Era anche questo, Franco Allegrini. Un uomo del vino, non c’è che dire, spirito razionale e ribelle della Valpolicella, visionario e concreto, che insieme a Marilisa e alle Famiglie Storiche ha contribuito a portare un territorio meraviglioso a essere anche capitale del vino, rinomata in Veneto, in Italia, nel mondo. Ma soprattutto, un appassionato. Di tante cose: del vino e della natura, dei piccoli animali che abitano i suoi vigneti, delle serate in compagnia, delle chiacchierate leggere e dei progetti importanti che lo vedevano partecipe, lucido e lungimirante, sempre pronto a stemperare la tensione con una battuta e un sorriso. Magari a volte anche con una risposta tagliente come una lama: perché quando ci vuole ci vuole. E chi conosce il proprio mestiere non permette agli altri di prendere decisioni sbagliate.
La prima volta che lo incontrai, a Palazzo della Torre, per intervistarlo sui suoi vini e su un bellissimo progetto fotografico in fase di decollo, tornai a casa ‘a mani vuote’. Il motivo? Avevamo trovato un tema ben più urgente di cui parlare, la sua grande passione e la mia grande passione: gli asini. Quelle ore, programmate per degustare, scrivere, raccontare, si convertirono in una visita ai suoi amici, che sono anche i miei. “Ciao, sei la Silvia degli asini giusto?”, mi disse la prima volta che ci incontrammo, tra gli stand di Vinitaly.
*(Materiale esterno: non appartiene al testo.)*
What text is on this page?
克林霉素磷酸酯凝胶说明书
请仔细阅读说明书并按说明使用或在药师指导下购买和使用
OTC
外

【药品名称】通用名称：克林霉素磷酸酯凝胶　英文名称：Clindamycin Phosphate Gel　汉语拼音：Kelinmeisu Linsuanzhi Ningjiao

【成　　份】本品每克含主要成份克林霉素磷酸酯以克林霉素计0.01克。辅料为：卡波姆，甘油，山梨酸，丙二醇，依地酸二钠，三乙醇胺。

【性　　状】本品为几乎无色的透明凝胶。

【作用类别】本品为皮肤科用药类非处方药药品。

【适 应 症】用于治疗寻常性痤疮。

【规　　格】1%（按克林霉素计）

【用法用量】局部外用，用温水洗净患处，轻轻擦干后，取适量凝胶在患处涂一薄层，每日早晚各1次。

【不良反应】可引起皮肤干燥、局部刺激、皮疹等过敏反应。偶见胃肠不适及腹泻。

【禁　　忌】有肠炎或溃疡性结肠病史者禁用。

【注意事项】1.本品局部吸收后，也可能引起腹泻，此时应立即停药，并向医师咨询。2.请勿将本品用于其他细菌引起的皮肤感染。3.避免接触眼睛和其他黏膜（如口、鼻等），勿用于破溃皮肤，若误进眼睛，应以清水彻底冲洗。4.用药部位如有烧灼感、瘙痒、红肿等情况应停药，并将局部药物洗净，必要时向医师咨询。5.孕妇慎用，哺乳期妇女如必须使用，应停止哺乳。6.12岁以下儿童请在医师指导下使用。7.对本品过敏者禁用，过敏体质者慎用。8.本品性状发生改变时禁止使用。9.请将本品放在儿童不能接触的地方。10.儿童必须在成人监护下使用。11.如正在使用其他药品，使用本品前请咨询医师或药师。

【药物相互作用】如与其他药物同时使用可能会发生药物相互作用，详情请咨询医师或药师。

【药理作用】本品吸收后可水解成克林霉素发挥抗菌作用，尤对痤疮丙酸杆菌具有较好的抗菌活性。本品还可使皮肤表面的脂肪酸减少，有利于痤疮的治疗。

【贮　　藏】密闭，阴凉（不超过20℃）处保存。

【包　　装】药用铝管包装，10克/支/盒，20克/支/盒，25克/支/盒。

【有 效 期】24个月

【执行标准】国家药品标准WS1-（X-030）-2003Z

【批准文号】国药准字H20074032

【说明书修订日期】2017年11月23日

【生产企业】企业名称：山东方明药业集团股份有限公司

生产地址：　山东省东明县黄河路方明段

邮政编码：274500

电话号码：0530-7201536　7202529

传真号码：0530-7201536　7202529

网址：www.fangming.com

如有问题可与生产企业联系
E una, ricordo, si chiamava proprio Silvia. Per ognuno di loro una storia, un aneddoto, e intanto le coccole e le carezze ai suoi e ai miei beniamini governavano il tempo e lo facevano scorrere veloce.
Oggi Franco non c’è più e lascia un grande vuoto. Nel mondo del vino di alto livello e nel cuore di chi, come me, lo ha conosciuto in altre vesti. Mi aveva promesso che ci saremmo rivisti, dopo il salvataggio del nibbio, per parlare di un nuovo progetto di sostenibilità e tutela della biodiversità. Adesso a parlare della sua passione saranno i tanti abitanti dei prati e delle vigne. Così lo voglio ricordare, insieme a chi ha potuto godere della sua trascinante sete di vita.